Where I work, we removed ratings two years ago. And not particularly because of the neuroscience angle, but because they didn’t drive anything or link to anything. The ratings were just there. Part of the accepted process. Best practice, probably.
We have a rule in our HR team. A test if you will. If we can’t articulate the reason for something that we do simply and to a non-HR professional, if we aren’t doing anything with an output or using a particular process or activity to help us improve things or make a decision, then we consider getting rid of it. Ratings failed the test. Instead, we replaced a quite structured performance dialogue with a coaching style approach.
Ratings lead to nothing much at all in many organisations. But their very presence looms large over the meeting all the same. Becomes the focus of the discussion. A point for debate or conflict.
The feedback after we removed them? The reviews were harder to do. Because they changed the nature of the conversation. There was less structure. Not quite so much of a form to follow.
I’ll take that particular version of harder.
Here’s the thing. Performance reviews, as we typically implement them, are flawed and long overdue an overhaul . But in challenging this particular problem, let us not jump on bandwagons, or create conversation vacuums.
You can’t just remove performance reviews, you need to replace them with something better. Ideally, something that specifically suits your own organisations, its leadership maturity, your particular culture and your unique challenges. When you strip away where reviews go wrong, the underlying principles, the underlying needs are unchanged. Employees want, need, deserve feedback on their performance. Employees and their managers need to have honest dialogue about how things are going now, and what needs to happen in the future. Employees desire personal growth and development, and that too needs discussion.
If you want to remove reviews or change reviews, make sure it is because it is the right thing to do and not because someone else is doing it, everyone is talking about it.
What you replace them with, needs to be tailored, just for you. And merely changing a process will not solve any underlying problems, that is just treating symptoms rather than causes.
So before you kill off the performance reviews over at your place, there are two questions to ask.
Firstly, what is it that is actually broken that needs to be fixed? And secondly: is our culture, are our leaders, ready to make this change?
Killing annual performance reviews is currently big news. But I can’t help but think the rumours of their demise are greatly exaggerated, for now at least.
Yes Gem – yes. Now I’m on the “bin ’em” side of this but also on the “not an excuse to ignore people even more” campaign.
When was the last time the person being “appraised” was the one to build, create, drive and consult on this particular aspect of corporate life?
It’s almost always been a “done to” thing and so when we take it away, we’re undoing – sure. But there was at LEAST one perfunctory conversation a year some folk’s boss couldn’t ignore. Now they can ignore them all year ’round.

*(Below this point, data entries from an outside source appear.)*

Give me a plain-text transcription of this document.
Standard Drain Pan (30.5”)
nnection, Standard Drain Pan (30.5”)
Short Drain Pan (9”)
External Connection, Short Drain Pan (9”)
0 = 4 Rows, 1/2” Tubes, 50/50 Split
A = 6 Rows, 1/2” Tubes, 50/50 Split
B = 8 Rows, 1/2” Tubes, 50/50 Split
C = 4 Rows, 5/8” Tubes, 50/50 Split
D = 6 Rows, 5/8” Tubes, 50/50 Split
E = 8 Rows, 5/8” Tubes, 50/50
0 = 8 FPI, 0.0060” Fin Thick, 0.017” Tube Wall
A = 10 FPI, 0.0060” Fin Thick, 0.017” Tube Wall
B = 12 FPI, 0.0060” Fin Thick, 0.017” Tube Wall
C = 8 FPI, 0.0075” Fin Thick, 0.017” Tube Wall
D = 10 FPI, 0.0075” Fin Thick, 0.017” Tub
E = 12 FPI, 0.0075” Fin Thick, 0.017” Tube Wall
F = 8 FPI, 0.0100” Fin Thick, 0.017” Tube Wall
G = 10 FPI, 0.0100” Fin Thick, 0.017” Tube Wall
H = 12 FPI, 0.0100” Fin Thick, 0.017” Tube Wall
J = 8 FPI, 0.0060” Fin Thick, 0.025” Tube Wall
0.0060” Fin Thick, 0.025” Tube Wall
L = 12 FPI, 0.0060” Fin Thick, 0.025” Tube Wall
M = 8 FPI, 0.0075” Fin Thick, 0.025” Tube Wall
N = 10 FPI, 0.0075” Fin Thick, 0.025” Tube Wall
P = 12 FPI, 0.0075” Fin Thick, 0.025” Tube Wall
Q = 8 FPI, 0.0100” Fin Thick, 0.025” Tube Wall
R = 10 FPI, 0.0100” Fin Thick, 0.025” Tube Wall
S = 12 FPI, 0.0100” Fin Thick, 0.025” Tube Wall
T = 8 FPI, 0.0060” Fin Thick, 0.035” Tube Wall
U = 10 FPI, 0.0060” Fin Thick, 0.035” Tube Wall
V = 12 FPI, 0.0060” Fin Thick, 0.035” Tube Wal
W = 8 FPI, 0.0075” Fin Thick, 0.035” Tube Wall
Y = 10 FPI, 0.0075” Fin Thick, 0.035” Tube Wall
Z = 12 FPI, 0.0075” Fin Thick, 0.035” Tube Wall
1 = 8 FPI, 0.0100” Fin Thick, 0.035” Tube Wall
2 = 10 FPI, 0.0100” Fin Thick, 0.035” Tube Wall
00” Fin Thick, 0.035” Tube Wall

So HR, let’s rid the world of pointless reviews and ratings. Managers let’s remind you there’s still a duty of care to your people to check in on them. People – it’s YOUR role / job / contract / project / endeavour. What would you love it to be about? If you get the bit clear you might just get what you need to help you feel a part of something worthwhile.
The “best practice box marking bureaucracy” is dead.
Long live the “the let’s get the best for / from me” conversation.